My daughter Brianna is 10 days post op and doing great. A little warning for those in line for surgery: you may feel pretty good the 1st 2 days post op but man when they take the morphine away, reality sets in. Your body is getting over the initial shock and begins healing. The 3rd day is prob the worst day but hang in there because it gets better. Against my wishes, my daughter was up and dancing at our Christmas party 7 days post op. She paid the price the next day.
Her incision is looking great so far. Dissolvable stitches are dissolving. Her incision is not very big at all. Her NS did such a wonderful job. She does still have neck pain but that’s to be expected. They did after all cut through her neck muscles. She has had a headache here and there but I think that’s normal. The NS said we won’t know if the surgery was a success until we have some months under our belt but I’m optimistic. Would you believe this girl asked for vintage Barbie roller skates for Christmas?? Her NS said “she can have them, she just can’t use them”. Lol I hope she’ll be ready to go back to school on Jan 3rd.
Side note: our NS did NOT use a patch on the dura. Instead he used a Japanese technique where he scored (slit) the dura with a scalpel, he also cut all those little things that enable the dura to hold tight. This was simply to allow the dura to naturally stretch on its own. It’s a much less invasive method and I think that’s why she’s done so good. A lot of people have problems rejecting the dura patch. Something to ask your surgeon about.
I did not have to have Morphine, I think I'm glad I didn't. My NS puts in a 36 hour nerve block so I had been warned that the pain would be horrible after that. Honestly, it was there but no as horrible as I had anticipated. I did/do have oral pain meds. In ICU, they gave them to me as I requested them. In the "regular" room, they almost pushed them. I still only take them as I need them. I was also given a muscle relaxer at the hospital and to bring home. I do use that at night to help me sleep. They definitely knock me out.

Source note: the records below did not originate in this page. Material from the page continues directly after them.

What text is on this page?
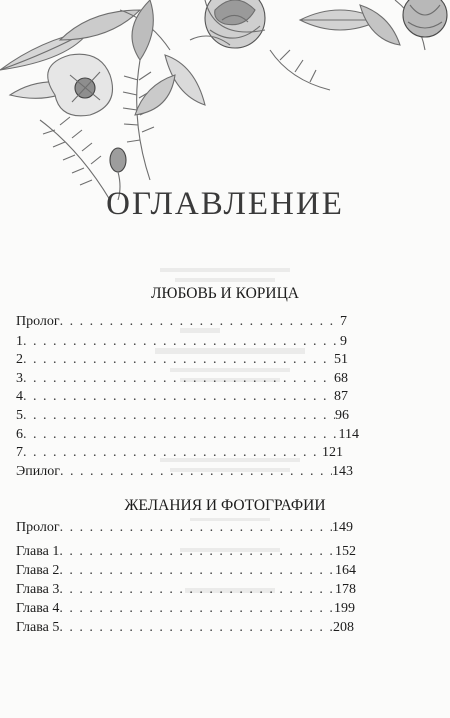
ОГЛАВЛЕНИЕ
ЛЮБОВЬ И КОРИЦА
Пролог . . .	7
1 . . .	9
2 . . .	51
3 . . .	68
4 . . .	87
5 . . .	96
6 . . .	114
7 . . .	121
Эпилог . . .	143
ЖЕЛАНИЯ И ФОТОГРАФИИ
Пролог . . .	149
Глава 1 . . .	152
Глава 2 . . .	164
Глава 3 . . .	178
Глава 4 . . .	199
Глава 5 . . .	208
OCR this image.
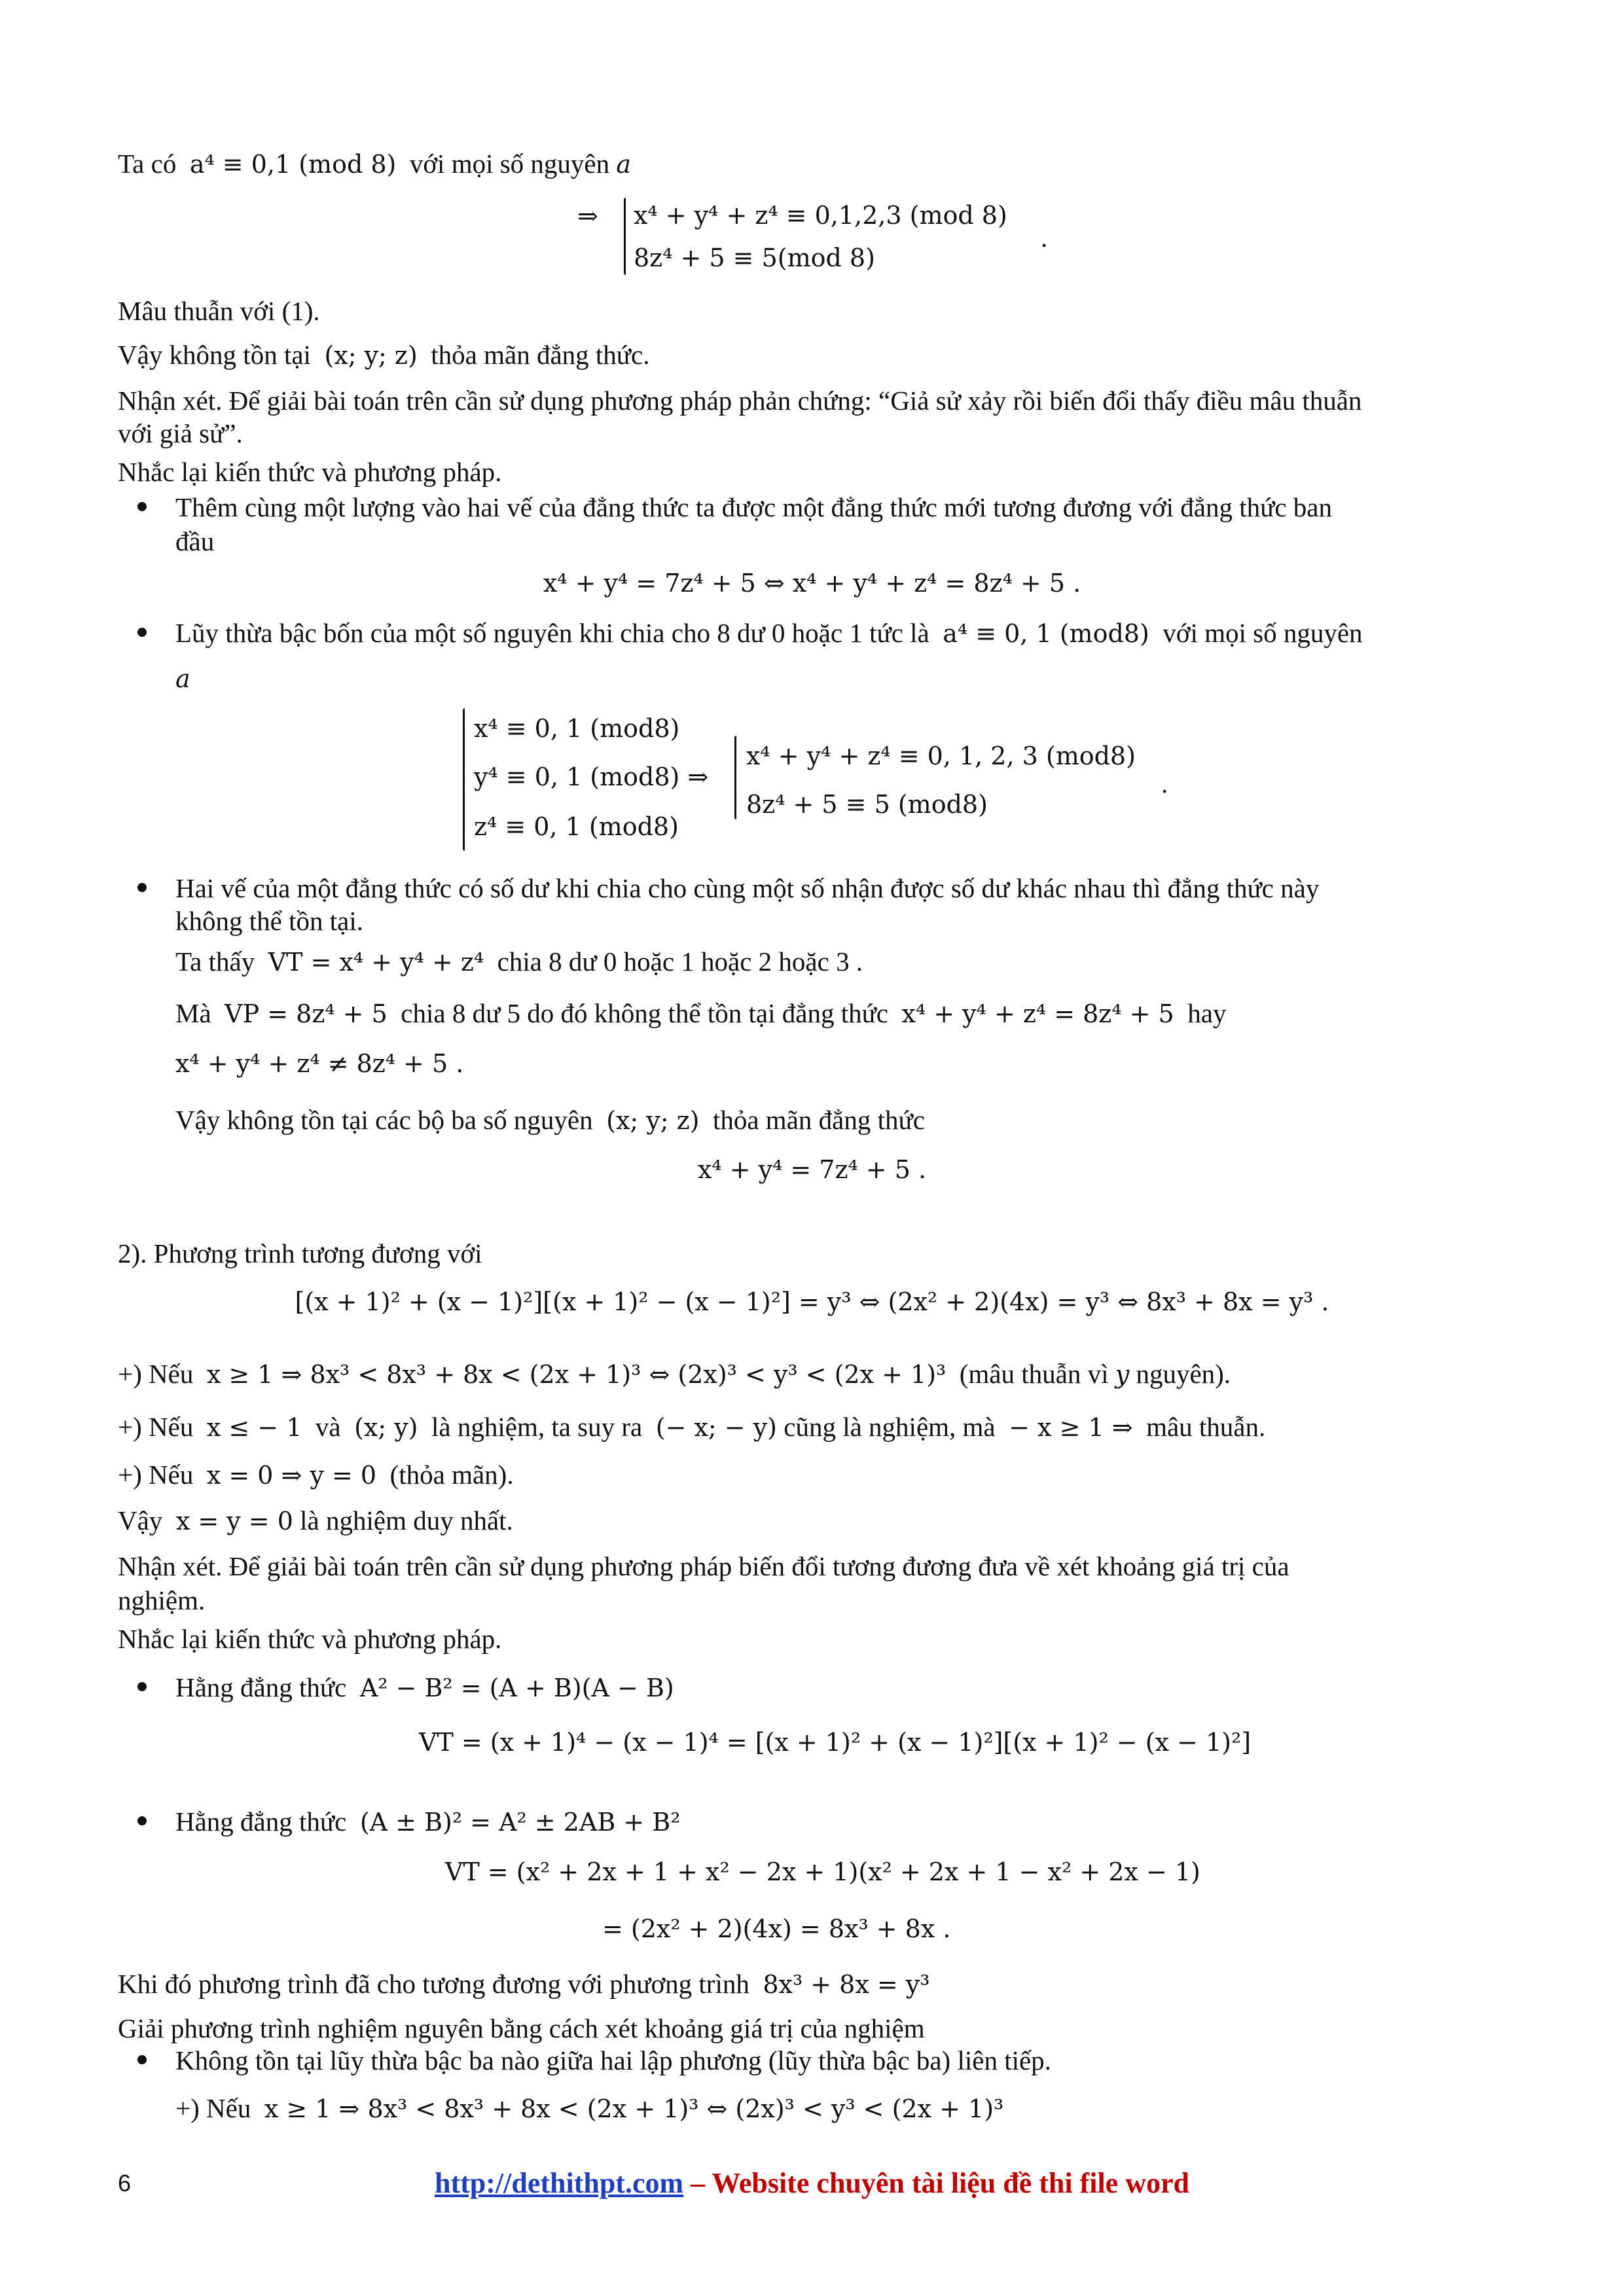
Ta có a⁴ ≡ 0,1 (mod 8) với mọi số nguyên a
⇒ x⁴ + y⁴ + z⁴ ≡ 0,1,2,3 (mod 8)
8z⁴ + 5 ≡ 5(mod 8)
.
Mâu thuẫn với (1).
Vậy không tồn tại (x; y; z) thỏa mãn đẳng thức.
Nhận xét. Để giải bài toán trên cần sử dụng phương pháp phản chứng: “Giả sử xảy rồi biến đổi thấy điều mâu thuẫn
với giả sử”.
Nhắc lại kiến thức và phương pháp.
Thêm cùng một lượng vào hai vế của đẳng thức ta được một đẳng thức mới tương đương với đẳng thức ban
đầu
x⁴ + y⁴ = 7z⁴ + 5 ⇔ x⁴ + y⁴ + z⁴ = 8z⁴ + 5 .
Lũy thừa bậc bốn của một số nguyên khi chia cho 8 dư 0 hoặc 1 tức là a⁴ ≡ 0, 1 (mod8) với mọi số nguyên
a
x⁴ ≡ 0, 1 (mod8)
y⁴ ≡ 0, 1 (mod8) ⇒
z⁴ ≡ 0, 1 (mod8)
x⁴ + y⁴ + z⁴ ≡ 0, 1, 2, 3 (mod8)
8z⁴ + 5 ≡ 5 (mod8)
.
Hai vế của một đẳng thức có số dư khi chia cho cùng một số nhận được số dư khác nhau thì đẳng thức này
không thể tồn tại.
Ta thấy VT = x⁴ + y⁴ + z⁴ chia 8 dư 0 hoặc 1 hoặc 2 hoặc 3 .
Mà VP = 8z⁴ + 5 chia 8 dư 5 do đó không thể tồn tại đẳng thức x⁴ + y⁴ + z⁴ = 8z⁴ + 5 hay
x⁴ + y⁴ + z⁴ ≠ 8z⁴ + 5 .
Vậy không tồn tại các bộ ba số nguyên (x; y; z) thỏa mãn đẳng thức
x⁴ + y⁴ = 7z⁴ + 5 .
2). Phương trình tương đương với
[(x + 1)² + (x − 1)²][(x + 1)² − (x − 1)²] = y³ ⇔ (2x² + 2)(4x) = y³ ⇔ 8x³ + 8x = y³ .
+) Nếu x ≥ 1 ⇒ 8x³ < 8x³ + 8x < (2x + 1)³ ⇔ (2x)³ < y³ < (2x + 1)³ (mâu thuẫn vì y nguyên).
+) Nếu x ≤ − 1 và (x; y) là nghiệm, ta suy ra (− x; − y) cũng là nghiệm, mà − x ≥ 1 ⇒ mâu thuẫn.
+) Nếu x = 0 ⇒ y = 0 (thỏa mãn).
Vậy x = y = 0 là nghiệm duy nhất.
Nhận xét. Để giải bài toán trên cần sử dụng phương pháp biến đổi tương đương đưa về xét khoảng giá trị của
nghiệm.
Nhắc lại kiến thức và phương pháp.
Hằng đẳng thức A² − B² = (A + B)(A − B)
VT = (x + 1)⁴ − (x − 1)⁴ = [(x + 1)² + (x − 1)²][(x + 1)² − (x − 1)²]
Hằng đẳng thức (A ± B)² = A² ± 2AB + B²
VT = (x² + 2x + 1 + x² − 2x + 1)(x² + 2x + 1 − x² + 2x − 1)
= (2x² + 2)(4x) = 8x³ + 8x .
Khi đó phương trình đã cho tương đương với phương trình 8x³ + 8x = y³
Giải phương trình nghiệm nguyên bằng cách xét khoảng giá trị của nghiệm
Không tồn tại lũy thừa bậc ba nào giữa hai lập phương (lũy thừa bậc ba) liên tiếp.
+) Nếu x ≥ 1 ⇒ 8x³ < 8x³ + 8x < (2x + 1)³ ⇔ (2x)³ < y³ < (2x + 1)³
6	http://dethithpt.com – Website chuyên tài liệu đề thi file word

Glad she is doing so well and will be able to go back to school. I'm not scheduled to go back to work until January 30th. My NS said to expect 4 - 6 weeks at home, and full range of motion in my neck not back for 3 - 6 months.
Wow a 36 hour nerve block sounds great! My daughter is (thank goodness) not taking any pain meds. I have noticed a static change in her headaches. They used to be everyday but I think she’s only had 3 in the last 11 days and they weren’t very bad. Neck soreness is her biggest issue. Glad to see you’re getting along good.
Valaree said:
I did not have to have Morphine, I think I’m glad I didn’t. My NS puts in a 36 hour nerve block so I had been warned that the pain would be horrible after that. Honestly, it was there but no as horrible as I had anticipated. I did/do have oral pain meds. In ICU, they gave them to me as I requested them. In the “regular” room, they almost pushed them. I still only take them as I need them. I was also given a muscle relaxer at the hospital and to bring home. I do use that at night to help me sleep. They definitely knock me out.
Glad she is doing so well and will be able to go back to school. I’m not scheduled to go back to work until January 30th. My NS said to expect 4 - 6 weeks at home, and full range of motion in my neck not back for 3 - 6 months.